An official from the Home Ministry’s publications unit said the government rejected pleas by church officials to allow the Bibles, imported from Indonesia, into the country. Christians say the Muslim Malay-dominated government is violating their right to practice their religion freely.

Such disputes are undermining Malaysia’s reputation as a harmonious multiethnic, moderate Muslim nation. About 30 percent of the country’s 28 million people practice Christianity, Buddhism, Hinduism or other faiths.

A Home Ministry official said the government told the importer last month to return the Indonesian-language Bibles, which are currently being held by customs.

“Actually the publications, the Bibles, are already banned,” said the official, refusing to elaborate. He declined to be named because he was not authorized to make public statements.

The Bibles contain the word “Allah,” which is banned by the government for use by non-Muslims in an apparent bid not to offend the country’s majority Muslim population.

Church officials say the Arabic-origin word “Allah” has been used for centuries to refer generally to God in both Indonesian and Malaysian languages, which are similar.
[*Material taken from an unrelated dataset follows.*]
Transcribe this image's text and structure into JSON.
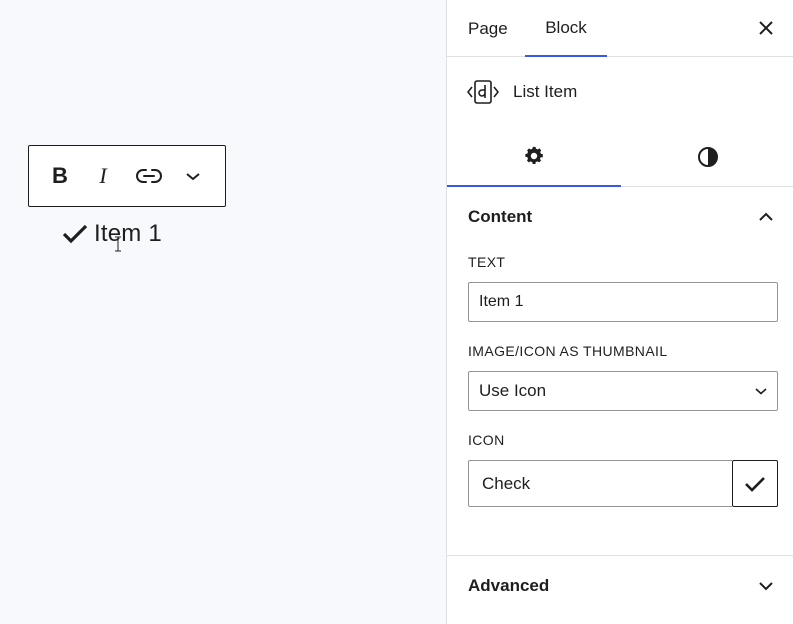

The word is even used by Christians in Arabic-speaking countries around the world.

The government, however, maintains that the word “Allah” is an exclusively Islamic word. The Roman Catholic Church is challenging the ban in court.

Another 5,100 Bibles, also imported from Indonesia, were confiscated in March and have not been released. But the ministry official did not immediately have any information on those.

The Christian Federation of Malaysia, which had called for the release of all confiscated Bibles, described the seizure as “ridiculous and offensive.”

“This constitutional right [to practice freely] is rendered illusory if Christians in Malaysia are denied access to Bibles in a language with which they are familiar,” the federation’s chairman, Bishop Ng Moon Hing, said.

He also rejected concerns that Bibles in the Malaysian language, or Bahasa Malaysia, containing “Allah” would upset Muslims.

“Bibles in Bahasa Malaysia have been used since before the independence of our country and have never been the cause of any public disorder,” he said. Malaysia gained independence in 1957.